Research Center for Analytical Sciences, Frontiers Science Center for New Organic Matter, College of Chemistry, Tianjin Key Laboratory of Biosensing and Molecular Recognition, State Key Laboratory of Medicinal Chemical Biology, Nankai University, Tianjin 300071, China.
Haihe Laboratory of Sustainable Chemical Transformations, Tianjin 300192, China.
J Chem Inf Model. 2022 Aug 22;62(16):3695-3703. doi: 10.1021/acs.jcim.2c00786. Epub 2022 Aug 2.
An autoencoder architecture was adopted for near-infrared (NIR) spectral analysis by extracting the common features in the spectra. Three autoencoder-based networks with different purposes were constructed. First, a spectral encoder was established by training the network with a set of spectra as the input. The features of the spectra can be encoded by the nodes in the bottleneck layer, which in turn can be used to build a sparse and robust model. Second, taking the spectra of one instrument as the input and that of another instrument as the reference output, the common features in both spectra can be obtained in the bottleneck layer. Therefore, in the prediction step, the spectral features of the second can be predicted by taking the reverse of the decoder as the encoder. Furthermore, transfer learning was used to build the model for the spectra of more instruments by fine-tuning the trained network. NIR datasets of plant, wheat, and pharmaceutical tablets measured on multiple instruments were used to test the method. The multi-linear regression (MLR) model with the encoded features was found to have a similar or slightly better performance in prediction compared with the partial least-squares (PLS) model.

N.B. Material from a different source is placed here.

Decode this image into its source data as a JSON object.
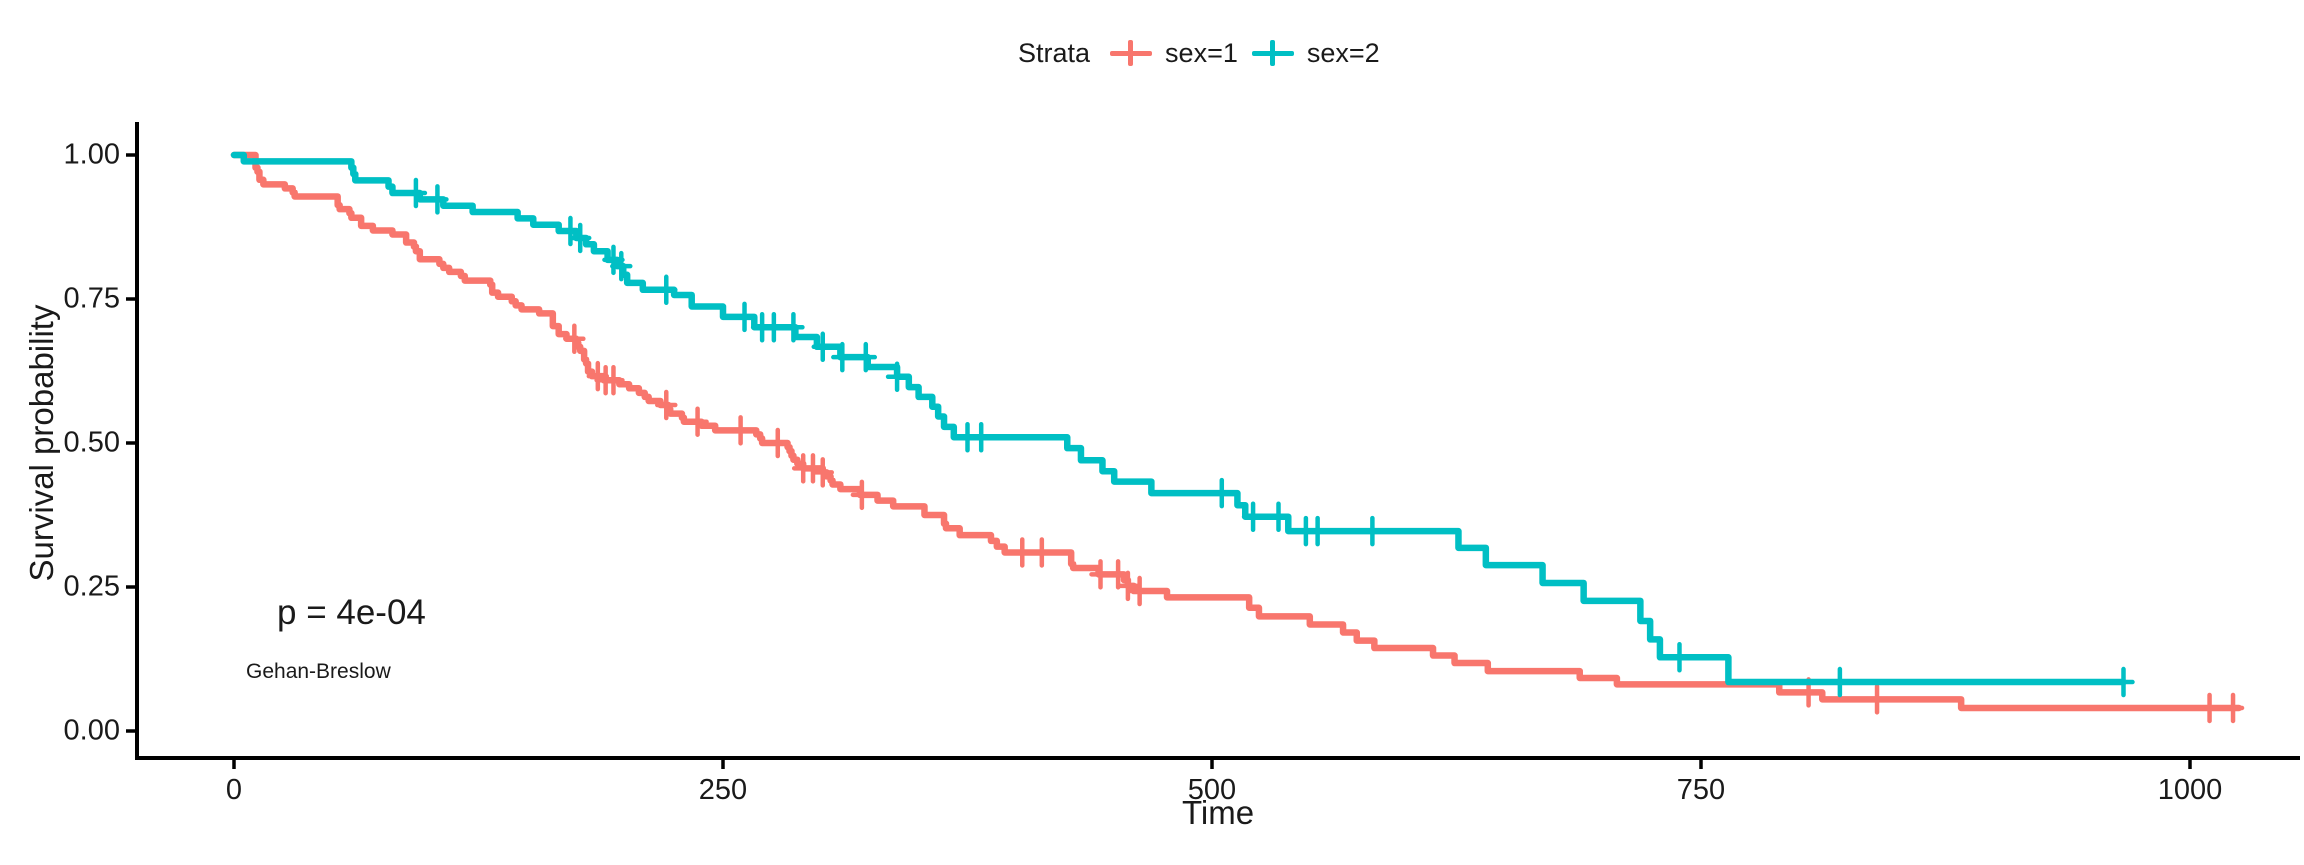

采用自动编码器架构通过提取光谱中的共同特征来进行近红外(NIR)光谱分析。构建了三个具有不同目的的基于自动编码器的网络。首先,通过用一组光谱作为输入来训练网络,建立光谱编码器。光谱的特征可以由瓶颈层中的节点进行编码,进而可以用来构建稀疏且稳健的模型。其次,以一台仪器的光谱作为输入,以另一台仪器的光谱作为参考输出,在瓶颈层中可以获得两个光谱的共同特征。因此,在预测步骤中,可以通过将解码器的逆作为编码器来预测第二个光谱的光谱特征。此外,通过微调训练好的网络,使用迁移学习为更多仪器的光谱构建模型。使用来自多个仪器测量的植物、小麦和药片的 NIR 数据集来测试该方法。发现与偏最小二乘(PLS)模型相比,使用编码特征的多元线性回归(MLR)模型在预测中具有相似或略好的性能。